Vada Somerville
Quick Facts
Biography
Dr. Vada Watson Somerville was an engaged civil rights activist, and one of the first American black women to have a career in medicine.
Personal life and family
Dr. Vada Watson Somerville was born on November 1, 1885 in Pomona, California. She married John Somerville in 1912, who was a Doctor of Dental Surgery. John Somerville studied at the USC School of Dentistry hoping to train himself as a dentist and return to Jamaica where he was born. Vada met John while she was an undergraduate student. Instead of returning to Jamaica as he once planned, John ended up devoting his life to advancing the Black community in the greater Los Angeles area. Together, John and Vada founded the NAACP Los Angeles center in 1914 and built the Dunbar Hotel which was initially known as the Hotel Somerville, providing a non-segregated hotel for traveling African Americans to stay in. Vada died on October 28, 1972 in her home of Los Angeles, California.
Education
In 1903, Vada received a scholarship through the Los Angeles Times newspaper which allowed her to attend the University of Southern California (USC). After Vada met her husband John, she pursued a career in dentistry, and in 1918 became the first black woman in California to receive her D.D.S. or Doctor of Dental Surgery. Vada was the only woman and the only African American in her class. Impressively, Vada scored among the highest in the state dental examination. Vada’s husband John was the first African American person to graduate from USC dentistry, and Vada became the second African American women to graduate from USC dentistry.
Career
Vada originally worked as a book keeper and a telephone operator after finishing college and was still involved in these jobs when she met her husband, John. Because there was a high chance that her husband, John Somerville would be drafted into military service, Vada decided to study dentistry at USC so that she could continue to treat his patients in the case that he was called up. She became the University of Southern California's second black graduate in 1918 after graduating from the dental school. She is the first black woman to be licensed in dentistry in California and continued to practice with her husband. After retiring from dentistry in 1933, when she was 48 years old, she found her calling in civil rights activism and began to participate in many community organizations. She made the decision to devote herself full-time to “social welfare and civic work.", some of which are the Los Angeles League of Women Voters, the Council on Public Affairs, UCLA’s YWCA and the USC Half Century Club. In 1927, Vada and John broke ground for the Hotel Somerville in Los Angeles—described in Black Women in America as “an elegant, all-Black hostelry that symbolized both the possibilities of racial advancement and the realities of racial segregation.” This hotel became a gathering place for those African Americans who wanted social change as well as an example of how the educated black class was beginning to contribute new status and ideas into the discussion of race in America. In 1928, the Hotel Somerville served as the headquarters for the NAACP national convention. After the stock market crashed and the hotel was bought from the Somervilles, the Hotel Somerville was renamed the Dunbar Hotel and soon after it became a museum with local and national landmark status.

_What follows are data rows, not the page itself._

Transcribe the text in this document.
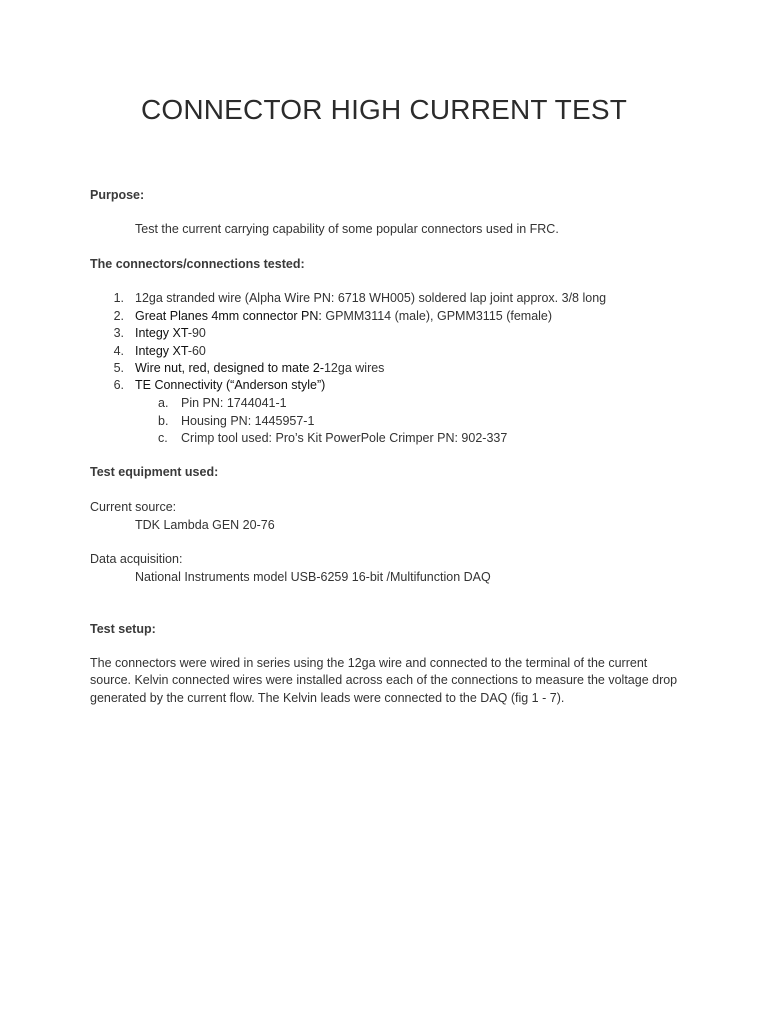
CONNECTOR HIGH CURRENT TEST
Purpose:
Test the current carrying capability of some popular connectors used in FRC.
The connectors/connections tested:
1. 12ga stranded wire (Alpha Wire PN: 6718 WH005) soldered lap joint approx. 3/8 long
2. Great Planes 4mm connector PN: GPMM3114 (male), GPMM3115 (female)
3. Integy XT-90
4. Integy XT-60
5. Wire nut, red, designed to mate 2-12ga wires
6. TE Connectivity (“Anderson style”)
a. Pin PN: 1744041-1
b. Housing PN: 1445957-1
c. Crimp tool used: Pro’s Kit PowerPole Crimper PN: 902-337
Test equipment used:
Current source:
TDK Lambda GEN 20-76
Data acquisition:
National Instruments model USB-6259 16-bit /Multifunction DAQ
Test setup:
The connectors were wired in series using the 12ga wire and connected to the terminal of the current source. Kelvin connected wires were installed across each of the connections to measure the voltage drop generated by the current flow. The Kelvin leads were connected to the DAQ (fig 1 - 7).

Through Vada's civil rights activism, Vada dedicated much of her life to the bettering of fellow black women’s lives. By 1938, Vada had become an active member in the establishment of the Los Angeles chapter of the National Council of Negro Women—an organization founded only three years before by Mary McLeod Bethune. In 1948, Vada helped to co-found the Los Angeles County Human Relations Committee and established the Pilgrim House Community Center designed to take care of the health needs of black families who migrated to LA during World War II. Vada’s support of black women was crucial to the creation of black women’s service organizations such as the Links and the Alpha Kappa Alpha Sorority. One of her final female accomplishments was her creation of The Stevens House, a multiracial dormitory at UCLA made to foster better interracial relations between students.
Later life
She lived to see the enactment of the 1964 Civil Rights Act, signed by President Lyndon B. Johnson, which paved the way for more advancement in civil rights.
Legacy
Both John and Vada Somerville are revered at the USC Dental School, where their portraits are hanging as symbols of ambition and perseverance. Additionally, USC’s African-American residential theme floor has been named Somerville Place, after John and Vada Somerville. It has gained national recognition by being featured in the Los Angeles newspaper in 2000. The goal of Somerville Place is to foster a respect for black culture and create a sense of community on campus. However, Vada’s legacy extended beyond her accomplishments at USC. The civil rights movement, including the Brown v. Board of Education decision and Rosa Park’s legacy, became a reality in large part due to the efforts of Vada Somerville and other women like her across the country. By the time Vada died, she had turned her own personal accomplishment into a social revolution for women across the country.